Sur la table de travail du directeur général

À l’aube du prochain exercice de planification stratégique 2024-2027, son directeur général, le Dr Pierre Gfeller, entrevoit une période de stabilité et de consolidation des changements réalisés. Or, même dans la stabilité, l’ordre professionnel continue d’avancer et d’innover. Voici trois grands dossiers qui mobilisent le CMQ cette année.

Protéger adéquatement le public malgré les défis financiers

Comme plusieurs organisations, le CMQ a connu son lot de défis en matière de gestion et de finances ces dernières années. « En mars 2023, nous avons terminé l’année budgétaire avec un déficit de 2 millions de dollars, soit environ 4 % de notre budget total de 52 millions », explique d’emblée le Dr Gfeller.

Différents facteurs contribuaient alors à fragiliser les revenus de l’ordre professionnel, dont le ralentissement global de l’économie et la conjoncture démographique, ayant entraîné une stagnation du nombre de membres. En parallèle, le déploiement du plan stratégique Virage 2023, visant notamment à rehausser la qualité des services offerts au public, avait entraîné un accroissement marqué des effectifs du CMQ (d’environ 20 %) en quelques années. Et c’est sans compter les investissements requis en technologie pour s’adapter au télétravail durant la pandémie.
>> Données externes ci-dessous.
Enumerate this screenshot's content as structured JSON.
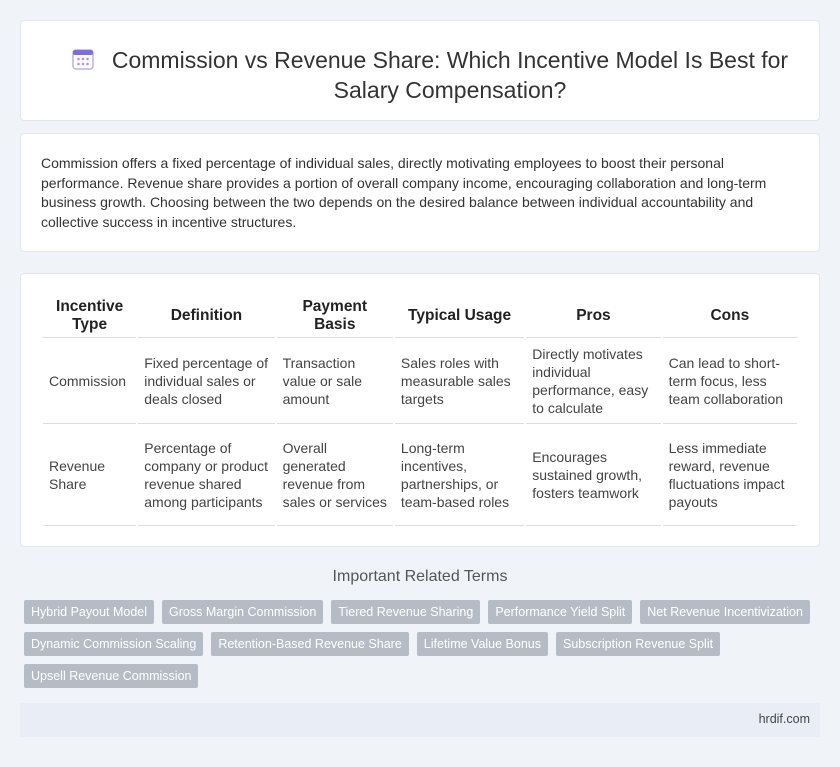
{
  "header": {
    "title": "Commission vs Revenue Share: Which Incentive Model Is Best for Salary Compensation?",
    "icon": "calendar-icon"
  },
  "intro": {
    "text": "Commission offers a fixed percentage of individual sales, directly motivating employees to boost their personal performance. Revenue share provides a portion of overall company income, encouraging collaboration and long-term business growth. Choosing between the two depends on the desired balance between individual accountability and collective success in incentive structures."
  },
  "table": {
    "headers": [
      "Incentive Type",
      "Definition",
      "Payment Basis",
      "Typical Usage",
      "Pros",
      "Cons"
    ],
    "rows": [
      [
        "Commission",
        "Fixed percentage of individual sales or deals closed",
        "Transaction value or sale amount",
        "Sales roles with measurable sales targets",
        "Directly motivates individual performance, easy to calculate",
        "Can lead to short-term focus, less team collaboration"
      ],
      [
        "Revenue Share",
        "Percentage of company or product revenue shared among participants",
        "Overall generated revenue from sales or services",
        "Long-term incentives, partnerships, or team-based roles",
        "Encourages sustained growth, fosters teamwork",
        "Less immediate reward, revenue fluctuations impact payouts"
      ]
    ]
  },
  "related": {
    "heading": "Important Related Terms",
    "terms": [
      "Hybrid Payout Model",
      "Gross Margin Commission",
      "Tiered Revenue Sharing",
      "Performance Yield Split",
      "Net Revenue Incentivization",
      "Dynamic Commission Scaling",
      "Retention-Based Revenue Share",
      "Lifetime Value Bonus",
      "Subscription Revenue Split",
      "Upsell Revenue Commission"
    ]
  },
  "footer": {
    "site": "hrdif.com"
  },
  "colors": {
    "background": "#f0f3f8",
    "chip": "#b6bcc6",
    "footer": "#e8edf6",
    "icon": "#7b6fe0"
  }
}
Un an plus tard, le directeur général constate fièrement le retour à l’équilibre budgétaire. Pour y parvenir, l’organisation a misé sur diverses pistes de solutions, qui avaient été énoncées dès l’automne 2022. En voici un tour d’horizon.
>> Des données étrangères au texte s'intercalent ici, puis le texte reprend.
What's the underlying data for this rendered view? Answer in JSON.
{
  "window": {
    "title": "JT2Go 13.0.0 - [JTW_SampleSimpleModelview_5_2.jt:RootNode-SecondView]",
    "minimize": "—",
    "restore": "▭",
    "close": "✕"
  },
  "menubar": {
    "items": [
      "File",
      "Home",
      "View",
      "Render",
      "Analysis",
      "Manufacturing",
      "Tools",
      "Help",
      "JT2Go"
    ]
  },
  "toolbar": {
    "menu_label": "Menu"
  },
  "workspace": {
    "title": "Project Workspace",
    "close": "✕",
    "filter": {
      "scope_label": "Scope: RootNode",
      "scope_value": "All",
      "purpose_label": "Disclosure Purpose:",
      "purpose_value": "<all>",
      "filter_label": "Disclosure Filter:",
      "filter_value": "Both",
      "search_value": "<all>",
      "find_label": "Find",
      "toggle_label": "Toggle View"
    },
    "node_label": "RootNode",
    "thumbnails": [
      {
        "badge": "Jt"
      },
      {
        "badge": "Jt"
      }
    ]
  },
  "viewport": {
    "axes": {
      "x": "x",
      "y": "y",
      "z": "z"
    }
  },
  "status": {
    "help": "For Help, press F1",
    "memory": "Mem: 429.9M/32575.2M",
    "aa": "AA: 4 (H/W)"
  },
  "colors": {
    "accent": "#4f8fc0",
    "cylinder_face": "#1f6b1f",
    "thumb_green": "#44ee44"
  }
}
Rationaliser les activités

Au cours de la dernière année, la structure des dépenses a été revue au CMQ et un moratoire sur l’embauche a été mis en place.

« La croissance de nos effectifs était justifiée pour assurer le déploiement du Virage 2023. Dorénavant, nous disposons des ressources nécessaires pour mener à bien l’ensemble de nos activités et remplir notre mission. »
Dr Pierre Gfeller, directeur général du CMQ

De plus, toutes les activités réalisées au CMQ ont été passées au peigne fin. L’ordre professionnel en est à se délester d’activités jugées non essentielles à sa mission. Également par souci d’efficience, le nombre de représentants du CMQ au sein de divers comités a été resserré.

Diversifier les revenus

Outre cet exercice rigoureux, une stratégie de diversification des revenus a été mise en place. Essentiellement, l’objectif est de réduire la dépendance de l’ordre professionnel à la cotisation de ses membres, comptant pour environ 80 % de ses revenus.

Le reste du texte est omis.